Le scepticisme contemporain : la méthode contre elle-même ?
Ce ne sont cependant pas ces dérives qui mirent fin à cet âge héroïque de la science. Les deux guerres mondiales et l’utilisation massive de la technologie et de la science à des fins militaires mirent un coup d’arrêt brutal au mouvement positiviste. Ils donnèrent une génération de philosophes très divers se défiant du progrès. Certains comme Bruno Latour (1947 – ), Thomas Khun (1922 – 1996) ou Michel Foucault (1926 – 1984) adoptèrent une posture critique envers la science comme instituion. D’autres plus radicaux remirent en question sa capacité à produire des connaissances, comme Nancy Cartwright (1944 – ) ou Paul Feyerabend (1924 – 1994). Le peu d’influence que ces auteurs ont sur la pensée sceptique contemporaine devient de plus en plus problématique, alors que leurs œuvres pourraient réellement renouveler la pensée critique d’aujourd’hui.
Sapere aude !
La pensée critique est aujourd’hui inséparablement liée aux sciences naturelles et sociales mais elle ne doit pas devenir leur apanage. Chacun peut et doit penser par lui-même. Mais comme les penseurs mentionné dans cet article le montrent, penser par soi-même ce n’est pas penser n’importe comment, c’est penser avec méthode et rigueur. Fiabilité des sources, systématisation du doute, méfiance envers les réponses faciles et irrationnelles (surtout celles qui semblent nous donner raison !) ont toujours été et restent les caractéristiques du scepticisme. Comme le disait la maxime latine qu’Emmanuel Kant c’était donnée pour devise : Sapere aude ! Ose te servir de ta raison !
À lire :
Montaigne Les essais
Un des fondements de la pensée sceptique, également intéressant pour la sagesse intemporelle de son auteur et son humour acide. C’est aussi un bon exemple du scepticisme chrétien, courant que l’on a tendance à oublier.
René Descartes Discours de la méthode
Un manuel du doute dont la lecture devrait être obligatoire en ces temps de déraison, bien que plus intéressant dans sa démarche et la méthode qu’il propose que pour les conclusions qu’il en tire.
David Hume Enquête sur l’entendement humain
Longtemps lu comme une simple introduction à Kant, cette version simplifiée et grand public du magnus opus d’Hume Traité de la nature humaine n’est que depuis récemment appréciée à sa juste valeur. L’auteur y développe son empirisme et sa pensée y est condensée.
Emmanuel Kant Critique de la raison pure.
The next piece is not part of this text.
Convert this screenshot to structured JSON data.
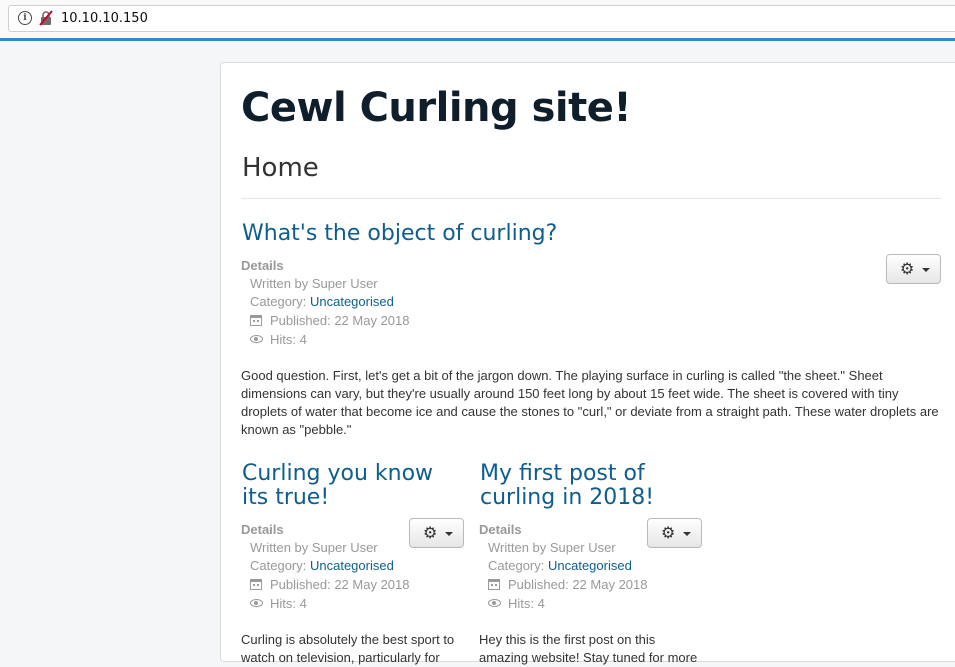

Pour les lecteurs confirmés. La compréhension de la pensée de Kant est très difficile et nécessite une connaissance poussée de l’histoire de la philosophie. Son style aride et souvent peu clair n’aident en rien. Lisez d’abord la préface, l’auteur y résume très bien le contenu de l’ouvrage puis passez au cœur du texte si vous le voulez. Sinon lisez Qu’est-ce que les Lumières ? du même auteur, un texte cours et jubilatoire qui est un véritable manifeste de la pensée critique.
Émile Durkheim Les règles de la méthode sociologique
La sociologie est sous-estimée par le courant sceptique alors qu’elle est souvent la clé pour déconstruire idées reçues et préjugés sur les problèmes sociaux et politiques de notre temps.
Karl Popper La logique de la découverte scientifique
L’auteur de cet article n’a pas lu l’ouvrage en question, mais c’est parait-il celui où Popper développe le mieux ses idées sur la méthode scientifique et sur la démarcation entre science et pseudoscience.
Les arguments de Kuhn ne sont pas restreint à la question du statut de la science comme institution. Il y a une véritable critique du positivisme, notamment du critère de réfutabilité de Popper qui est malheureusement difficilement maintenable.
Par ailleurs il ne me semble pas que la fin du positivisme s’explique par l’histoire. C’est une vision fausse de la philosophie de penser que ses mouvements sont comme des modes, associées à des contingences historiques sans progrès. Il y a eu surtout de très nombreuses critiques des présupposés de l’empirisme (ou positivisme) logique, parfois internes au mouvement (par exemple par Quine). En fait c’est surtout que le positivisme logique est fondé sur des présupposés trop simpliste et est abstrait et peu en phase avec la pratique réelle.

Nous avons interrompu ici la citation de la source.